Sweet potatoes are a whole food that makes an excellent choice for carbohydrates because they are packed with nutrients important for stress response, such as vitamin C and potassium.
- Artichokes are a highly concentrated source of fiber and are particularly rich in prebiotics, a type of fiber that feeds the friendly bacteria in your gut. Animal studies suggest that prebiotics, which is concentrated in artichokes, may help reduce stress levels.
- Additionally, one review showed that people who took 5 grams or more of prebiotics per day experienced improved symptoms of anxiety and depression, plus diets rich in high-quality prebiotics may reduce your risk of stress.
- Organ meats, which include the heart, liver, and kidneys of animals such as cows and chickens, are an excellent source of the B vitamins B12, B6, riboflavin, and folic acid, which are essential for stress management.
- For example, B vitamins are essential for the production of neurotransmitters such as dopamine and serotonin, which help regulate mood. Taking B vitamins or eating foods like organ meats may help reduce stress.
- A review of 18 studies in adults found that B vitamin supplementation reduced stress levels and significantly improved mood. eggs Often referred to as nature’s multivitamin due to their impressive nutritional properties, whole eggs are packed with vitamins, minerals, amino acids, and antioxidants needed for a healthy stress response.
- are particularly rich in choline, a nutrient found in large amounts in a few foods.
- Animal studies suggest that choline supplementation may help with stress response and enhance mood.
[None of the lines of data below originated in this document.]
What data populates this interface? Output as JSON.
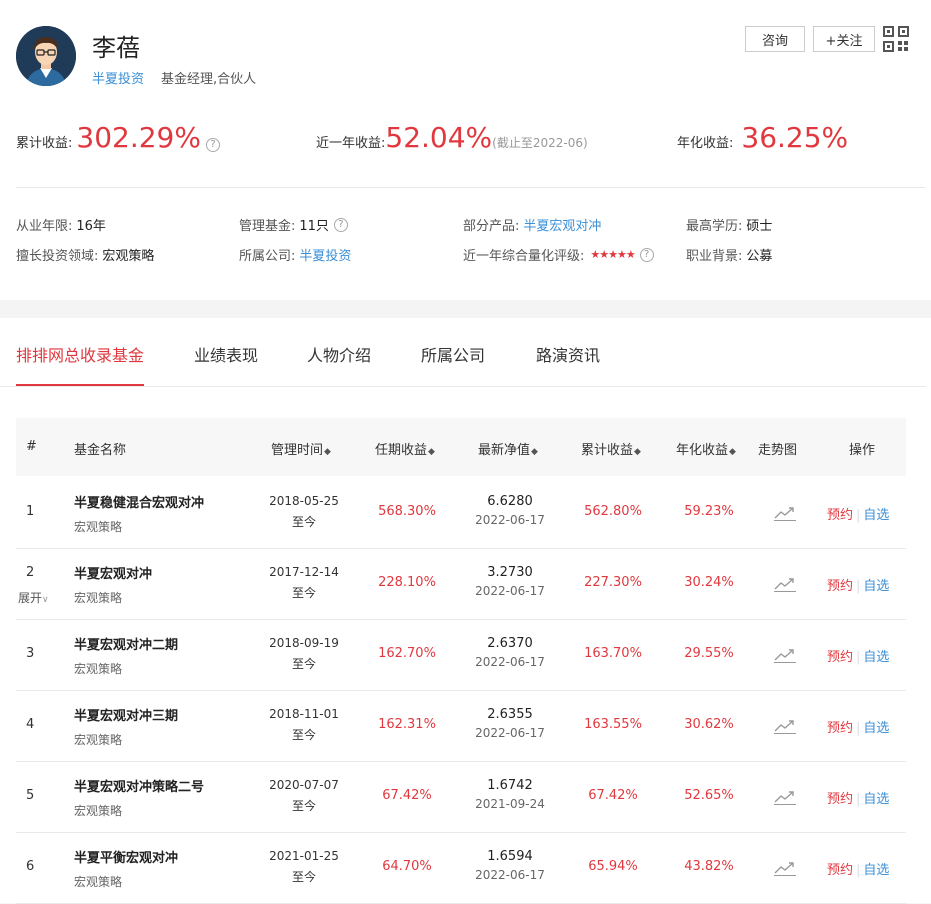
{
  "profile": {
    "name": "李蓓",
    "company": "半夏投资",
    "role": "基金经理,合伙人",
    "consult_label": "咨询",
    "follow_label": "+关注"
  },
  "metrics": {
    "cumulative_label": "累计收益:",
    "cumulative_value": "302.29%",
    "year_label": "近一年收益:",
    "year_value": "52.04%",
    "year_note": "(截止至2022-06)",
    "annual_label": "年化收益:",
    "annual_value": "36.25%"
  },
  "info": {
    "years_label": "从业年限:",
    "years_value": "16年",
    "funds_label": "管理基金:",
    "funds_value": "11只",
    "products_label": "部分产品:",
    "products_value": "半夏宏观对冲",
    "edu_label": "最高学历:",
    "edu_value": "硕士",
    "field_label": "擅长投资领域:",
    "field_value": "宏观策略",
    "company_label": "所属公司:",
    "company_value": "半夏投资",
    "rating_label": "近一年综合量化评级:",
    "rating_stars": "★★★★★",
    "bg_label": "职业背景:",
    "bg_value": "公募"
  },
  "tabs": [
    {
      "label": "排排网总收录基金"
    },
    {
      "label": "业绩表现"
    },
    {
      "label": "人物介绍"
    },
    {
      "label": "所属公司"
    },
    {
      "label": "路演资讯"
    }
  ],
  "table": {
    "headers": {
      "idx": "#",
      "name": "基金名称",
      "period": "管理时间",
      "tenure_return": "任期收益",
      "nav": "最新净值",
      "cum_return": "累计收益",
      "annual": "年化收益",
      "trend": "走势图",
      "ops": "操作"
    },
    "sort_glyph": "◆",
    "book_label": "预约",
    "watch_label": "自选",
    "expand_label": "展开",
    "rows": [
      {
        "idx": "1",
        "name": "半夏稳健混合宏观对冲",
        "strategy": "宏观策略",
        "start": "2018-05-25",
        "end": "至今",
        "tenure": "568.30%",
        "nav": "6.6280",
        "nav_date": "2022-06-17",
        "cum": "562.80%",
        "annual": "59.23%"
      },
      {
        "idx": "2",
        "name": "半夏宏观对冲",
        "strategy": "宏观策略",
        "start": "2017-12-14",
        "end": "至今",
        "tenure": "228.10%",
        "nav": "3.2730",
        "nav_date": "2022-06-17",
        "cum": "227.30%",
        "annual": "30.24%"
      },
      {
        "idx": "3",
        "name": "半夏宏观对冲二期",
        "strategy": "宏观策略",
        "start": "2018-09-19",
        "end": "至今",
        "tenure": "162.70%",
        "nav": "2.6370",
        "nav_date": "2022-06-17",
        "cum": "163.70%",
        "annual": "29.55%"
      },
      {
        "idx": "4",
        "name": "半夏宏观对冲三期",
        "strategy": "宏观策略",
        "start": "2018-11-01",
        "end": "至今",
        "tenure": "162.31%",
        "nav": "2.6355",
        "nav_date": "2022-06-17",
        "cum": "163.55%",
        "annual": "30.62%"
      },
      {
        "idx": "5",
        "name": "半夏宏观对冲策略二号",
        "strategy": "宏观策略",
        "start": "2020-07-07",
        "end": "至今",
        "tenure": "67.42%",
        "nav": "1.6742",
        "nav_date": "2021-09-24",
        "cum": "67.42%",
        "annual": "52.65%"
      },
      {
        "idx": "6",
        "name": "半夏平衡宏观对冲",
        "strategy": "宏观策略",
        "start": "2021-01-25",
        "end": "至今",
        "tenure": "64.70%",
        "nav": "1.6594",
        "nav_date": "2022-06-17",
        "cum": "65.94%",
        "annual": "43.82%"
      }
    ]
  },
  "colors": {
    "accent_red": "#e0383e",
    "link_blue": "#3b8fd6"
  }
}
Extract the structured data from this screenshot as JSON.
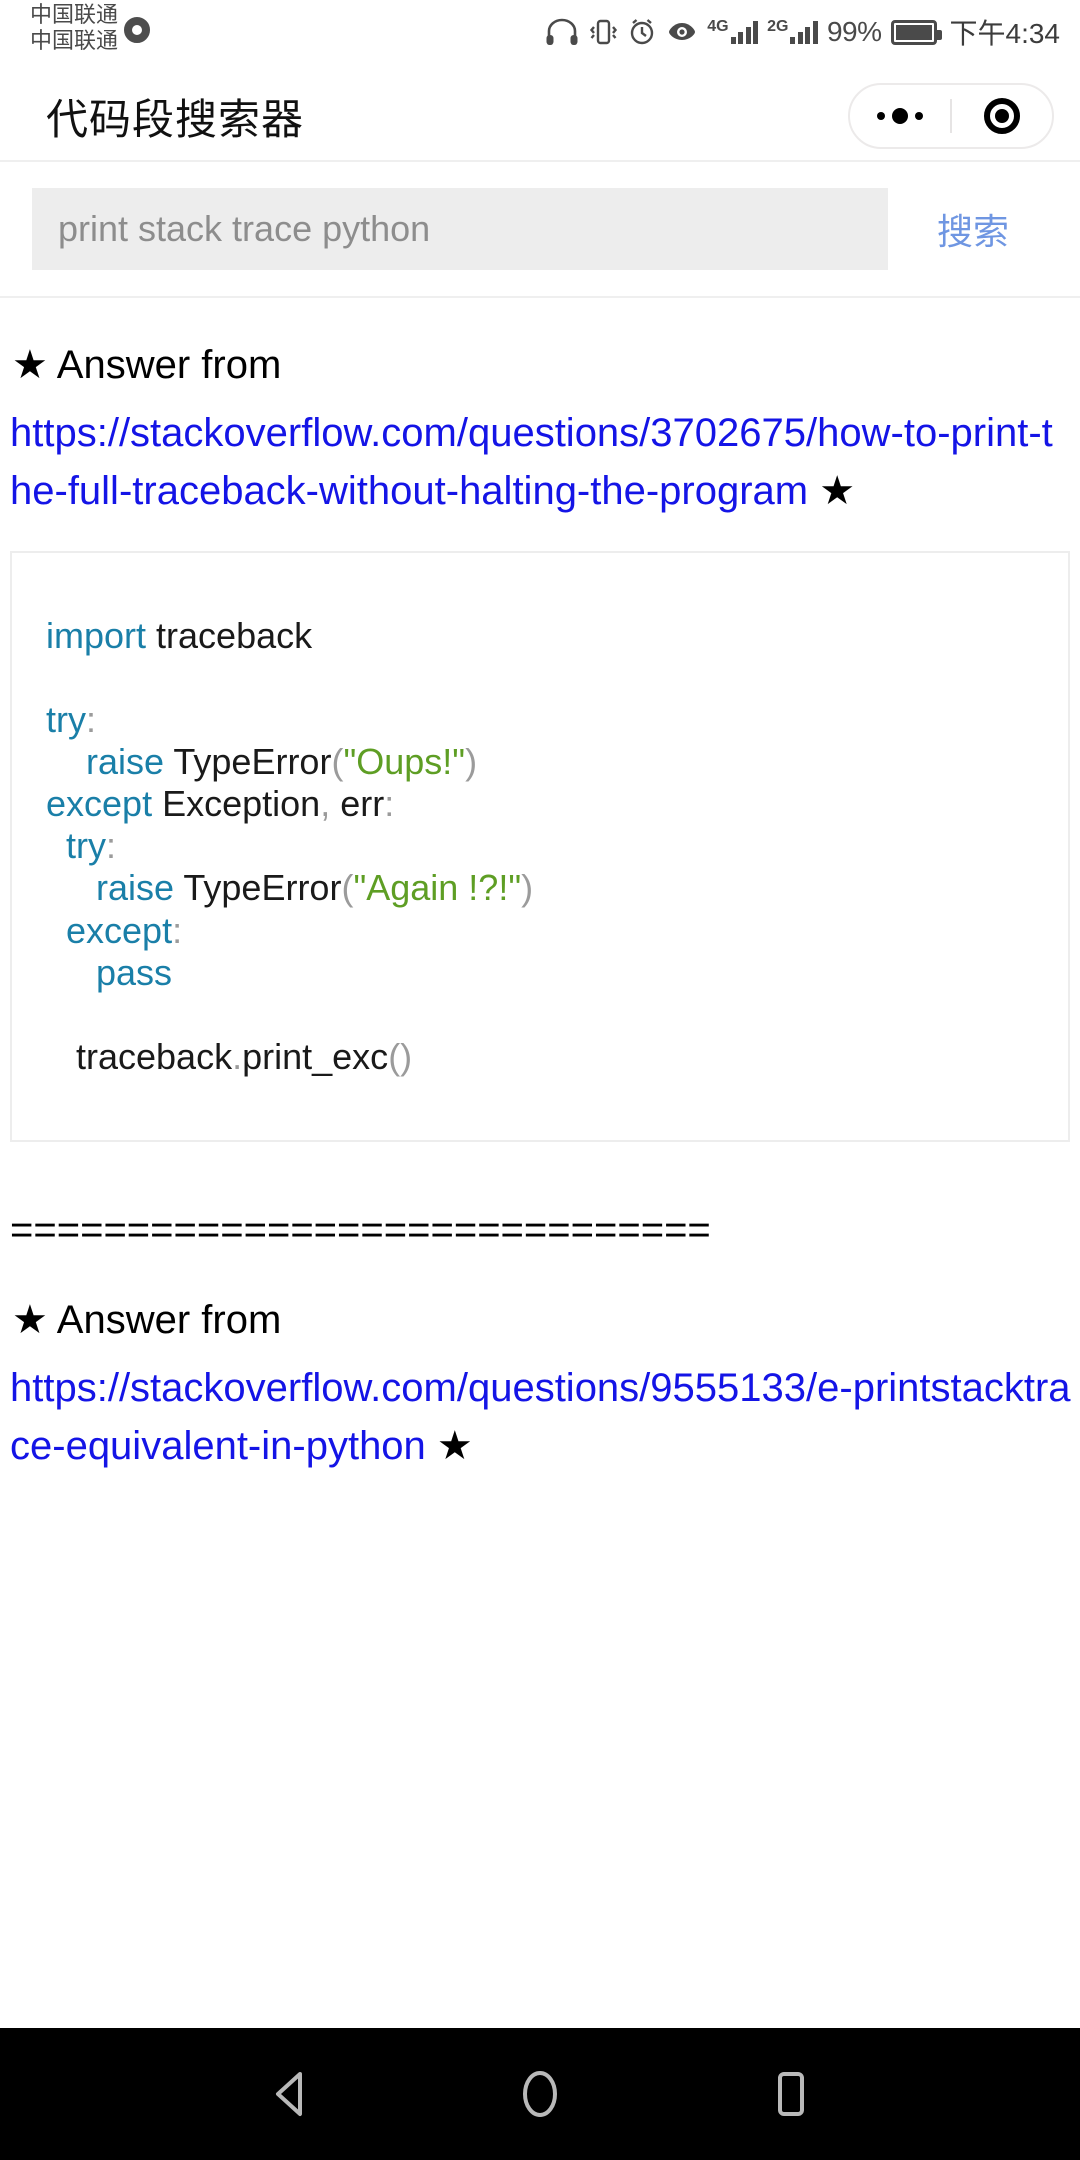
{
  "status_bar": {
    "carrier_line_1": "中国联通",
    "carrier_line_2": "中国联通",
    "icons": [
      "headphone-icon",
      "vibrate-icon",
      "alarm-icon",
      "eye-icon"
    ],
    "network_1": "4G",
    "network_2": "2G",
    "battery_percent": "99%",
    "clock": "下午4:34"
  },
  "title_bar": {
    "app_title": "代码段搜索器",
    "menu_icon": "more-dots-icon",
    "close_icon": "target-circle-icon"
  },
  "search": {
    "placeholder": "print stack trace python",
    "value": "",
    "button_label": "搜索"
  },
  "results": [
    {
      "heading": "★ Answer from",
      "url": "https://stackoverflow.com/questions/3702675/how-to-print-the-full-traceback-without-halting-the-program",
      "url_suffix_star": " ★",
      "code_lines": [
        [
          {
            "t": "import",
            "c": "kw"
          },
          {
            "t": " traceback",
            "c": ""
          }
        ],
        [],
        [
          {
            "t": "try",
            "c": "kw"
          },
          {
            "t": ":",
            "c": "punc"
          }
        ],
        [
          {
            "t": "    ",
            "c": ""
          },
          {
            "t": "raise",
            "c": "kw"
          },
          {
            "t": " TypeError",
            "c": ""
          },
          {
            "t": "(",
            "c": "punc"
          },
          {
            "t": "\"Oups!\"",
            "c": "str"
          },
          {
            "t": ")",
            "c": "punc"
          }
        ],
        [
          {
            "t": "except",
            "c": "kw"
          },
          {
            "t": " Exception",
            "c": ""
          },
          {
            "t": ",",
            "c": "punc"
          },
          {
            "t": " err",
            "c": ""
          },
          {
            "t": ":",
            "c": "punc"
          }
        ],
        [
          {
            "t": "  ",
            "c": ""
          },
          {
            "t": "try",
            "c": "kw"
          },
          {
            "t": ":",
            "c": "punc"
          }
        ],
        [
          {
            "t": "     ",
            "c": ""
          },
          {
            "t": "raise",
            "c": "kw"
          },
          {
            "t": " TypeError",
            "c": ""
          },
          {
            "t": "(",
            "c": "punc"
          },
          {
            "t": "\"Again !?!\"",
            "c": "str"
          },
          {
            "t": ")",
            "c": "punc"
          }
        ],
        [
          {
            "t": "  ",
            "c": ""
          },
          {
            "t": "except",
            "c": "kw"
          },
          {
            "t": ":",
            "c": "punc"
          }
        ],
        [
          {
            "t": "     ",
            "c": ""
          },
          {
            "t": "pass",
            "c": "kw"
          }
        ],
        [],
        [
          {
            "t": "   traceback",
            "c": ""
          },
          {
            "t": ".",
            "c": "punc"
          },
          {
            "t": "print_exc",
            "c": ""
          },
          {
            "t": "()",
            "c": "punc"
          }
        ]
      ]
    },
    {
      "heading": "★ Answer from",
      "url": "https://stackoverflow.com/questions/9555133/e-printstacktrace-equivalent-in-python",
      "url_suffix_star": " ★",
      "code_lines": []
    }
  ],
  "divider": "==============================",
  "nav_bar": {
    "back_icon": "back-triangle-icon",
    "home_icon": "home-circle-icon",
    "recents_icon": "recents-square-icon"
  },
  "colors": {
    "link": "#1414e6",
    "search_button": "#6f96e2",
    "keyword": "#1a7fa8",
    "string": "#5e9e24",
    "punctuation": "#9b9b9b"
  }
}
- Mussels are high in amino acids like taurine, which have been studied for their potential mood-enhancing properties.
- Studies suggest that taurine may have antidepressant effects. Mussels also contain vitamin B12, zinc, copper, manganese, and selenium, all of which may help boost mood.
- A study of 2,089 Japanese adults linked low zinc, copper, and manganese intake to increased symptoms of depression and anxiety.
- Chamomile tea and extract have been shown to promote restful sleep and induct symptoms of anxiety and depression.
- An 8-week study in 45 people with anxiety showed that taking 1.5 grams of chamomile extract reduced salivary cortisol levels and improved anxiety symptoms.
- This vibrant green tea is very popular among health enthusiasts because it is rich in methane, a non-protein amino acid with powerful stress-relieving properties.
- Matcha is a better source of this amino acid than other types of green tea, because it’s made from shade-grown green tea leaves, and this process increases the content of certain compounds including Bethanie.
- Both human and animal studies show that matcha may reduce stress if its methane content is high enough and the caffeine is low.